Le cyberespace est un immense centre commercial qui affiche toujours des soldes. De nombreuses chaînes (Future Shop, Bureau en Gros, etc.) écoulent leurs stocks en ligne. Des cyberdétaillants, dont overstock.com, vendent au rabais des produits de fin de série achetés chez de grands fabricants. Depuis peu, des « clubs de magasinage VIP », tels que ideeli.com, proposent à leurs membres des produits dont le prix est réduit jusqu'à 80 %. Des sites offrent aussi des bons de réduction.
Zeina Gharzouzi, 34 ans, magasine en ligne depuis près de huit ans. Pour trouver des aubaines, cette Libanaise d'origine, conférencière sur les tendances et innovations dans les domaines du commerce et de la consommation, consulte notamment wishabi.ca.

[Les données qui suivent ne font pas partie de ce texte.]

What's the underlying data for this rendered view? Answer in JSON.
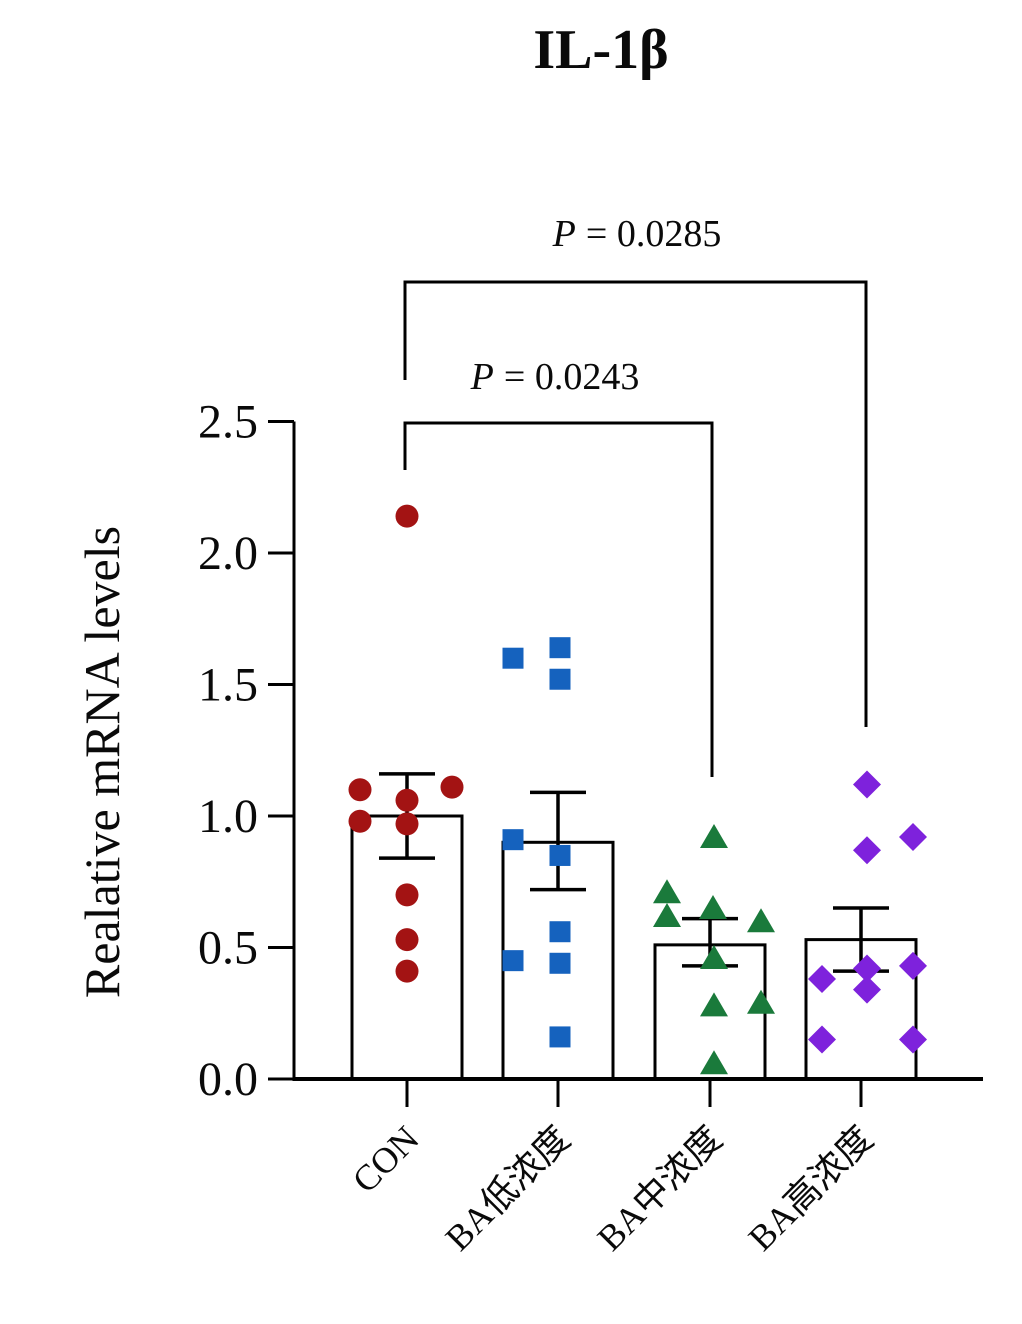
{
  "title": "IL-1β",
  "y_axis": {
    "label": "Realative mRNA levels",
    "ticks": [
      "0.0",
      "0.5",
      "1.0",
      "1.5",
      "2.0",
      "2.5"
    ]
  },
  "x_axis": {
    "categories": [
      "CON",
      "BA低浓度",
      "BA中浓度",
      "BA高浓度"
    ]
  },
  "significance": [
    {
      "symbol": "P",
      "rest": "= 0.0285",
      "compares": [
        "CON",
        "BA高浓度"
      ]
    },
    {
      "symbol": "P",
      "rest": "= 0.0243",
      "compares": [
        "CON",
        "BA中浓度"
      ]
    }
  ],
  "chart_data": {
    "type": "bar",
    "subtype": "bars-with-scatter-overlay-and-error-bars",
    "title": "IL-1β",
    "xlabel": "",
    "ylabel": "Realative mRNA levels",
    "ylim": [
      0,
      2.5
    ],
    "yticks": [
      0.0,
      0.5,
      1.0,
      1.5,
      2.0,
      2.5
    ],
    "categories": [
      "CON",
      "BA低浓度",
      "BA中浓度",
      "BA高浓度"
    ],
    "bar_fill": "#ffffff",
    "bar_edge": "#000000",
    "grid": false,
    "legend": "none",
    "series": [
      {
        "name": "CON",
        "marker": "circle",
        "color": "#A31313",
        "mean": 1.0,
        "sem_low": 0.84,
        "sem_high": 1.16,
        "points": [
          2.14,
          1.11,
          1.1,
          1.06,
          0.98,
          0.97,
          0.7,
          0.53,
          0.41
        ],
        "jitter": [
          0,
          45,
          -47,
          0,
          -47,
          0,
          0,
          0,
          0
        ]
      },
      {
        "name": "BA低浓度",
        "marker": "square",
        "color": "#1562BE",
        "mean": 0.9,
        "sem_low": 0.72,
        "sem_high": 1.09,
        "points": [
          1.64,
          1.6,
          1.52,
          0.91,
          0.85,
          0.56,
          0.45,
          0.44,
          0.16
        ],
        "jitter": [
          2,
          -45,
          2,
          -45,
          2,
          2,
          -45,
          2,
          2
        ]
      },
      {
        "name": "BA中浓度",
        "marker": "triangle",
        "color": "#1A7A3B",
        "mean": 0.51,
        "sem_low": 0.43,
        "sem_high": 0.61,
        "points": [
          0.92,
          0.71,
          0.65,
          0.62,
          0.6,
          0.46,
          0.29,
          0.28,
          0.06
        ],
        "jitter": [
          4,
          -43,
          3,
          -43,
          51,
          4,
          51,
          4,
          4
        ]
      },
      {
        "name": "BA高浓度",
        "marker": "diamond",
        "color": "#7E22DC",
        "mean": 0.53,
        "sem_low": 0.41,
        "sem_high": 0.65,
        "points": [
          1.12,
          0.92,
          0.87,
          0.43,
          0.42,
          0.38,
          0.34,
          0.15,
          0.15
        ],
        "jitter": [
          6,
          52,
          6,
          52,
          6,
          -39,
          6,
          -39,
          52
        ]
      }
    ],
    "annotations": [
      {
        "text": "P = 0.0285",
        "between": [
          "CON",
          "BA高浓度"
        ]
      },
      {
        "text": "P = 0.0243",
        "between": [
          "CON",
          "BA中浓度"
        ]
      }
    ]
  }
}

Ce site compare le prix d'un même produit dans des commerces canadiens et américains en tenant compte de la devise, des taxes, des frais de livraison et des droits de douane ! On peut y suivre l'évolution du prix d'un article au fil des mois. « Grâce à ce site, j'ai payé une montre en argent environ 110 dollars chez un détaillant américain au lieu de plus de 200 dollars à Montréal », dit-elle.
Au rayon de l'occasion, le Web comporte aussi de bonnes affaires. Depuis trois ans, Serge Lepage bouquine dans abebooks.com, un centre de marché électronique où il peut acheter des livres neufs et d'occasion dans des librairies un peu partout sur la planète. « J'y ai trouvé un ouvrage technique à 10 dollars américains, alors que l'éditeur en demandait 58 pour un exemplaire neuf », dit ce coordonnateur de projets en environnement.